There are six senses which minister to knowledge: sight, hearing, smell, touch and taste, mind, and all of these except the last look outward and gather the material of thought from outside through the physical nerves and their end-organs: eye, ear, nose, skin, palate. The perfection of the senses must be one of the first cares of the teacher. Two things that are needed of the senses are accuracy and sensitiveness. We must first understand what are the obstacles to the accuracy and

sensitiveness of the senses, in order that we may take the best steps to remove them. The senses depend for their accuracy and sensitiveness on the unobstructed activity of the nerves which are channels of their information and the passive acceptance of the mind which is the recipient. The fault may be with the nerve currents. The nerves are nothing but channels. They have no power in themselves to alter the information given by the organs. But a channel may be obstructed and obstruction may interfere either with the fullness or the accuracy of the information as it reaches the mind. … The obstructions can be removed and the sensitiveness remedied by the purification of the nervous system. The remedy is a simple one: the regulation of the breathing.

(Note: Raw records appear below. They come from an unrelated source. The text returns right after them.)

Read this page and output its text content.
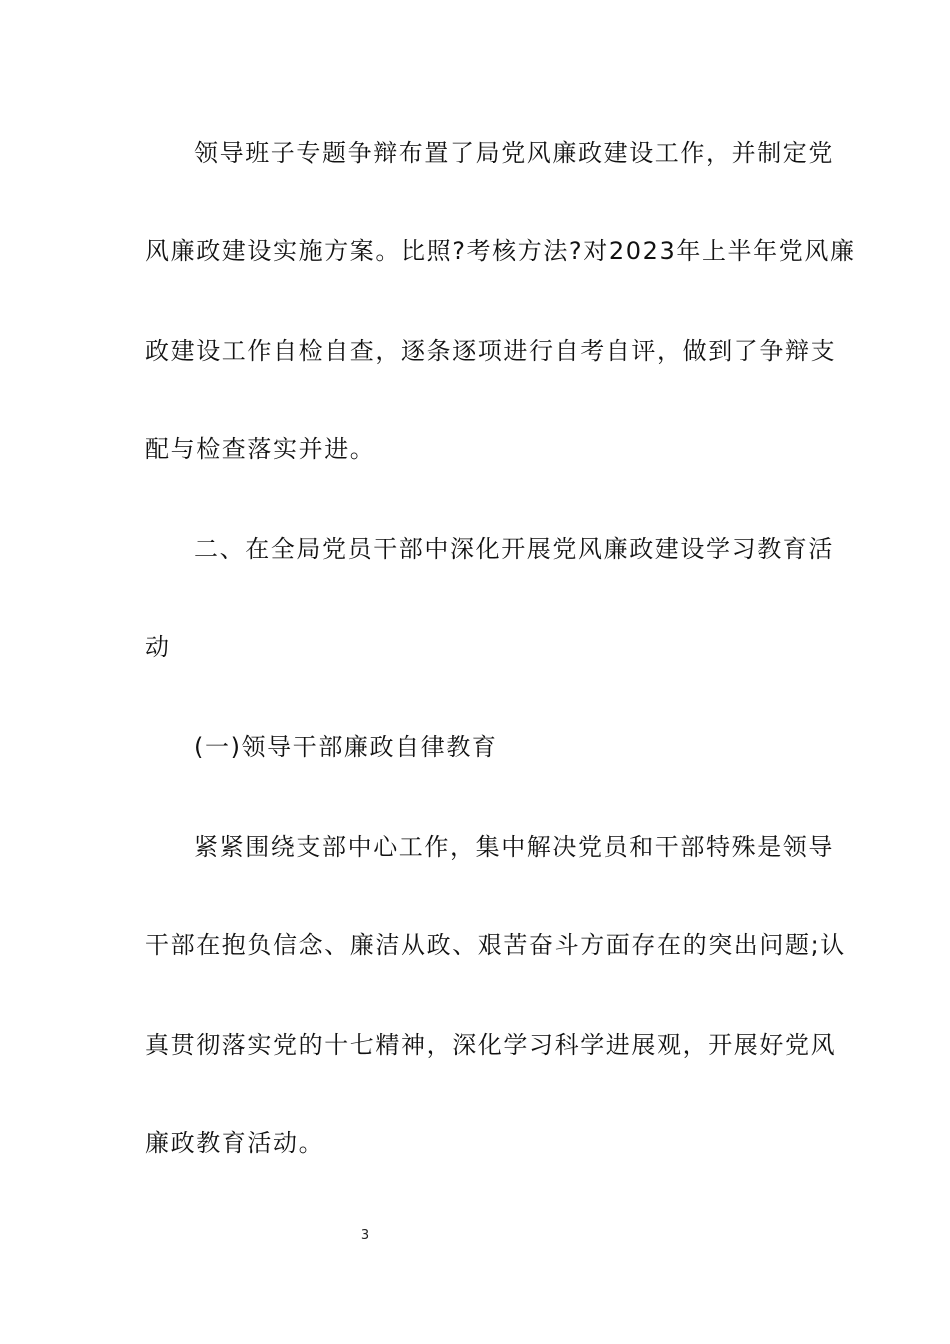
领导班子专题争辩布置了局党风廉政建设工作，并制定党
风廉政建设实施方案。比照?考核方法?对2023年上半年党风廉
政建设工作自检自查，逐条逐项进行自考自评，做到了争辩支
配与检查落实并进。
二、在全局党员干部中深化开展党风廉政建设学习教育活
动
(一)领导干部廉政自律教育
紧紧围绕支部中心工作，集中解决党员和干部特殊是领导
干部在抱负信念、廉洁从政、艰苦奋斗方面存在的突出问题;认
真贯彻落实党的十七精神，深化学习科学进展观，开展好党风
廉政教育活动。
3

This process is called in Yogic discipline nādi-śuddhi or nerve purification. All distortion due to actions in the nervous system can be traced to some kind of emotional disturbance acting in the nerve channels. The only remedy for them is the habit of calm, the habitual steadiness of the nerves. This also can be brought about by nādi-śuddhi or nerve purification. Now the manas, the mind, or sixth sense is in itself a channel like the nerves, a channel for communication with the buddhi or brain-force; the manas is both a sense organ and a channel.